Nicholas II

Apr 03, 2015

1894-1917 Emperor of Russia.

The last tsar of Russia. He was forced to abdicate in 1917 during the February Revolution, and his entire family was murdered by the Bolsheviks a year later.

Background
Lived: 1868-1918.
Nicholas was the eldest son of tsar Alexander III. An insecure man, he would rather have had a simple life out of the public eye. He did not enjoy at all being the heir to the empire.

His father personally saw to it that Nicholas was well-educated.

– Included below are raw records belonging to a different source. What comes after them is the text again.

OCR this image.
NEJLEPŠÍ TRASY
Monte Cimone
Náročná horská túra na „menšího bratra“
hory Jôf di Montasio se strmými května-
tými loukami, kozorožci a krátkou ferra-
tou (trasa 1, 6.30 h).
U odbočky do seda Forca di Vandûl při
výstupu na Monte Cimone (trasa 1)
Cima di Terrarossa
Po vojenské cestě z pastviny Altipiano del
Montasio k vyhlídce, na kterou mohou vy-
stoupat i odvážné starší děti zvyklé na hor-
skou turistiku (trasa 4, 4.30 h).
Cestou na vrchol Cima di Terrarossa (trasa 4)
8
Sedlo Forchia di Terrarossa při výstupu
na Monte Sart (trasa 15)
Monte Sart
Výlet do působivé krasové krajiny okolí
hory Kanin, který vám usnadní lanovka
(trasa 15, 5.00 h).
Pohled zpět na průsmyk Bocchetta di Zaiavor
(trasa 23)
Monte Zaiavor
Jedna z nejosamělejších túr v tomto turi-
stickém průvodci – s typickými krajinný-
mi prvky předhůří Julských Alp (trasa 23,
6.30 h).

During one of his educational trips at the age of 23, he barely survived an assassination attempt, when a Japanese bodyguard slapped his head with a sabre.

Reign
Nicholas married princess Alexandra Fyodorovna, a grandchild of Queen Victoria of England. They had 4 daughters, Olga, Tatiana, Maria, Anastasia and a son Alexey, who suffered from hemophilia. Nicholas was an excellent father.

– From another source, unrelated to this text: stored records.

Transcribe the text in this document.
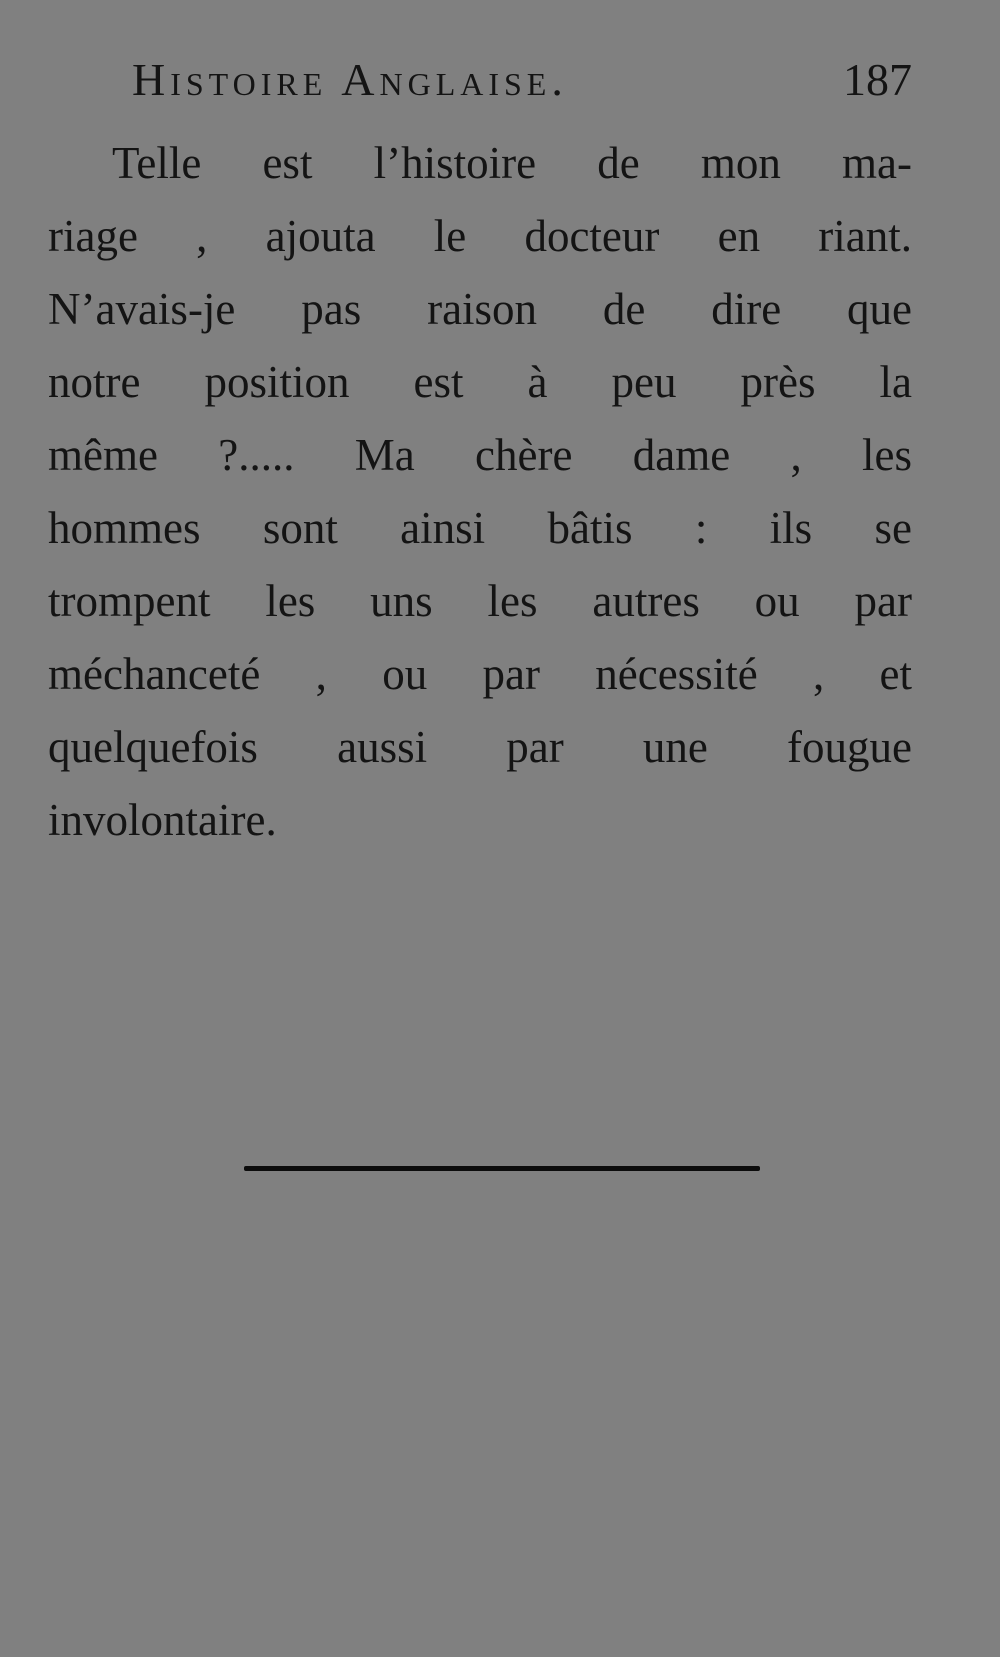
Histoire Anglaise.	187

Telle est l’histoire de mon ma-
riage , ajouta le docteur en riant.
N’avais-je pas raison de dire que
notre position est à peu près la
même ?..... Ma chère dame , les
hommes sont ainsi bâtis : ils se
trompent les uns les autres ou par
méchanceté , ou par nécessité , et
quelquefois aussi par une fougue
involontaire.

His reign started with a bad omen, when a festival in honour of the tsar’s coronation at Khodynka Field turned into a human stampede, where over a 1,000 people died. Because Nicholas II did not cancel the festive ball due to take place on the same evening, the people saw him as cold and heartless.

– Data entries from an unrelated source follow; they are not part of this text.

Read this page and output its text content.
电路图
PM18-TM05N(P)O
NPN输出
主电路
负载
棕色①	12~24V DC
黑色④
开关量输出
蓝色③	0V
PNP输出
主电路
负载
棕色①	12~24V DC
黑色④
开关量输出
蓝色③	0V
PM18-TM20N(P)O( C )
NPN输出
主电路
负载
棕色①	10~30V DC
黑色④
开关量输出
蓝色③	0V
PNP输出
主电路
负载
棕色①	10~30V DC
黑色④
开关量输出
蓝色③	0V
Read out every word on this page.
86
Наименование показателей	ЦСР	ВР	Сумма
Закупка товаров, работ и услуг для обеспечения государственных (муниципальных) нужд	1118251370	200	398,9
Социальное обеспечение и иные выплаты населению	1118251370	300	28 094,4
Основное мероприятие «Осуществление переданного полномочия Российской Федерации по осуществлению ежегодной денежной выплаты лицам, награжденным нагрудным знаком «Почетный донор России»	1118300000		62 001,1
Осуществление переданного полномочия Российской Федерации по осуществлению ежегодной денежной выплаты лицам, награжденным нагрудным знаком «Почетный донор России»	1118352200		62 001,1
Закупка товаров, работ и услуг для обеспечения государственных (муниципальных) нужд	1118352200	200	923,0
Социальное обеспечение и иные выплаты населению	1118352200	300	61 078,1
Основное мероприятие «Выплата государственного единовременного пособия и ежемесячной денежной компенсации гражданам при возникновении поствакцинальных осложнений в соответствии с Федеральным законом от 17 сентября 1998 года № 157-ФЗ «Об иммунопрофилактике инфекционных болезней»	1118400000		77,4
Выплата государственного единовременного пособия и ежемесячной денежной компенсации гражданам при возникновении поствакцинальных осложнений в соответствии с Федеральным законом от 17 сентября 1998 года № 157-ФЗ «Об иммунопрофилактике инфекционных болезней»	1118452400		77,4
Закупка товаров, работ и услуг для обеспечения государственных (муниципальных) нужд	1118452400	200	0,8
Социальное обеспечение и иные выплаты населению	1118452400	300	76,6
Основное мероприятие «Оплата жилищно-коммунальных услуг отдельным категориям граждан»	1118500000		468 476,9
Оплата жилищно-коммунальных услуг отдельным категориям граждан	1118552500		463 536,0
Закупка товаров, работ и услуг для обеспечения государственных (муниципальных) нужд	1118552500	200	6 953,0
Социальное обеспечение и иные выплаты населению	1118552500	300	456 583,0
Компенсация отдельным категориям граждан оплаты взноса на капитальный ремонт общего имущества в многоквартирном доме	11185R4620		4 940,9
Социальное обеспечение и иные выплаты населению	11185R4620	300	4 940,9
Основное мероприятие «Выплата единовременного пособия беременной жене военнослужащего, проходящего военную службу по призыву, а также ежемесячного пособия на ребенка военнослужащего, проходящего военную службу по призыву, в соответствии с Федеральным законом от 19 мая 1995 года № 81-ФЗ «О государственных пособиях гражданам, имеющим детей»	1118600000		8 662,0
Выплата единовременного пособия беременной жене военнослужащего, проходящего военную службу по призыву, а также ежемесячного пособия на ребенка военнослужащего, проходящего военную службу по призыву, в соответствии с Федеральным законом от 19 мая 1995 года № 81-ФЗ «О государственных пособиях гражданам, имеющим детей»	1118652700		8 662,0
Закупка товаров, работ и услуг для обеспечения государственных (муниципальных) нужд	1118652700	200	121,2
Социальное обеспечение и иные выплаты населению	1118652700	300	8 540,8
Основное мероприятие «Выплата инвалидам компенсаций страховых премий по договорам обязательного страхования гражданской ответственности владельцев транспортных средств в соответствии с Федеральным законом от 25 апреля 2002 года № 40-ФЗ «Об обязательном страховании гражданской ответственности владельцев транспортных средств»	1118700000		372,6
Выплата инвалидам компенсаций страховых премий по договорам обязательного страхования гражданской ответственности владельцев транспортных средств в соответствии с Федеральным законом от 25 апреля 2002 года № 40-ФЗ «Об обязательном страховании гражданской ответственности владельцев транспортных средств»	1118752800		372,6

Despite having visited both the English Parliament and the American Congress and been seemingly impressed with democracy, Nicholas II devoted his life to the preservation of an absolute monarchy. He loved Russia and felt it was his divine responsibility and burden to maintain autocratic rule. The people’s desires for civil liberties angered him.

Murder
The entire family, the former tsarina, Nicholas himself, and their four daughters and son, was shot dead by the orders of Vladimir Lenin on 17 July 1918. Their bodies were not discovered until 1979 and not positively identified until 1998. The family was canonized as martyrs in 2000.